We have become "heavier", it seems. The guitars have more pronounced tones, the bass is boosted in many places, and we may indeed have moved closer to alternative rock without intending to. This is hardly a bad thing, since, as a rule, our genre is defined for us, and the more assumptions there are, the more interesting the associations we evoke in the listener.

== Discography ==

=== LPs ===

| Title | Year released | Notes |
|---|---|---|
| Nikak | 2016 |  |
| Ya dumal u menya poluchitsya | 2017 |  |
| Nam ostayotsya lish' zhdat' | 2019 |  |
| Snova vozrashchayus' domoy | 2020 | Collaboration with the group Pasosh; Released on the label Homework; |
| Severe Weather | 2021 |  |

=== EPs ===

| Title | Year released | Notes |
|---|---|---|
| Nichego sverkh"estestvennogo | 2020 |  |
| Dancing with myself | 2025 |  |

=== Singles ===

| Title | Year released | Notes |
|---|---|---|
| Syorf | 2017 |  |
| Den' 20!8 | 2017 |  |
| Without U (ft. SALUKI) | 2017 |  |
| With U (ft. SALUKI) | 2018 |  |
| Ty i tvoya ten' | 2018 |  |
| Dom (ft. cherry candy) | 2018 |  |
| Lyublyu (ft. 044 ROSE) | 2018 |  |
| Novyy tvoy (ft. istochnik) | 2019 |  |
| Ver' mne | 2019 |  |
| Mnogo oshibok (ft. tima ishchet svet) | 2019 |  |
| Dnyom s ognyom (ft. foresteppe) | 2019 |  |
| Pobeg | 2020 |  |
| Snova vozvrashchayus' domoy (ft. Pasosh) | 2020 | Released on the label Homework |
| Ne vidimsya | 2020 | Released on the label Homework |
| Syorf (live) | 2020 |  |
| Fukc 2020 | 2020 | Released on the label Homework |
| Uvidel drugoy | 2021 |  |
| Wake me up when 2021 ends | 2022 |  |
| Tut i tam (here and there) | 2025 |  |
| Kafe (Cafe) | 2025 |  |

=== Demos ===

| Title | Year released |
|---|---|
| Vneshnie vody | 2016 |
| Lek demos 16-22 pt.1 | 2022 |

=== Featuring Uvula ===

| Title | Artist | Year released |
|---|---|---|
| No Way (ft.

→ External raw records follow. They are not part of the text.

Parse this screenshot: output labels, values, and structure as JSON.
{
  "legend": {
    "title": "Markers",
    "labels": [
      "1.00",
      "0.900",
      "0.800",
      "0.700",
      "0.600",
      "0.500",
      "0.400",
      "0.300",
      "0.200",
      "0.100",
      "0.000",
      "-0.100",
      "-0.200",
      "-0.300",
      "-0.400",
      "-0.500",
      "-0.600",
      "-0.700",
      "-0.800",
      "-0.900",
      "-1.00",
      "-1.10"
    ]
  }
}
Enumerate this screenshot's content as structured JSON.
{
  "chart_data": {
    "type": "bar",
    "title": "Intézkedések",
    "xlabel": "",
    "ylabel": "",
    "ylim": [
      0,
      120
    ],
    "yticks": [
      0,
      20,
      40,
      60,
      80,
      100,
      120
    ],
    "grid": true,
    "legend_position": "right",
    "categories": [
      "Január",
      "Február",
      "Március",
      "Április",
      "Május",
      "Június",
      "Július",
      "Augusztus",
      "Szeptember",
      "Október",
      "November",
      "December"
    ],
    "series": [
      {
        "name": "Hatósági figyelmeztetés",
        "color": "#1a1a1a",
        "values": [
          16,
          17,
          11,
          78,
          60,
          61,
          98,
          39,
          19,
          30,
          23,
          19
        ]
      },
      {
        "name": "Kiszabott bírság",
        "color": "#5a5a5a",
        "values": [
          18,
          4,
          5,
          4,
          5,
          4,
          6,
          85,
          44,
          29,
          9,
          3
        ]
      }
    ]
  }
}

Uvula & Ars Was Taken) | Kindy King & SALUKI | 2018 |
| Molody Demo (ft. Uvula) | 044 ROSE | 2019 |
| TRANSGRESSION (ft. Uvula) | Marble Bust | 2019 |
| Vnov' i vnov' (ft. Uvula) | BEJENEC | 2021 |
| V otele "Priboy" (ft. Uvula) | Trud | 2021 |

== Band members ==
- Aleksey "Lek" Avgustovsky — guitar, lead vocals
- Aleksandr Smirnov — guitar
- Denis Shilovsky — drums
- Artemy Shilo — bass
  - Shilo frequently uses the Hohner B2A, a headless bass guitar introduced in the 1980s.
- Roma Kuzankin — keyboard

== Other projects ==

=== Circle K ===
Circle K (stylized: circle k) was a joint video production project between Aleksey Avgustovsky and Alyona Koleso. Together they recorded the music video for “ты и твоя тень.” That video now has more than one million views on YouTube (as of December 2023). They have also created music videos for musicians such as Sexhater and Tima ischet svet.

==== Releases ====

YouTube catalogue
| Title | Artist | Type of work | Year |
|---|---|---|---|
| Kak ne boyat'cya | Sexhater | Music video | 2020 |
| Sobaka | Tima ischet svet | Music video (unofficial) | 2020 |
| fukc 2020 | Uvula | Music video | 2020 |

Other works
| Title | Artist | Type of work | Year |
|---|---|---|---|
| Ty i tvoya ten' | Uvula | Music video | 2018 |

=== Fleece Flower ===
Fleece Flower (stylized: fleece flower) is a project created by Aleksey Avgustovsky, producing EDM and Dance-inspired music with Avgustovsky's signature vocals. However, most of these songs have been removed from streaming services like Apple Music and Spotify. Recordings still exist on Bandcamp, YouTube, and SoundCloud.

==== Releases ====

LPs
| Title | Year |
|---|---|
| Chto ty vidish' | 2017 |
| 1999–2000 | 2019 |

Singles
| Title | Year |
|---|---|
| Neznakomiy drug | 2018 |
| Izganannik | 2019 |

=== Lek ===
Lek (stylized: lek) is a solo project created by Aleksey Avgustovsky. In 2022 he released his first LP entitled 1000 i 1 razbitoe serdtse.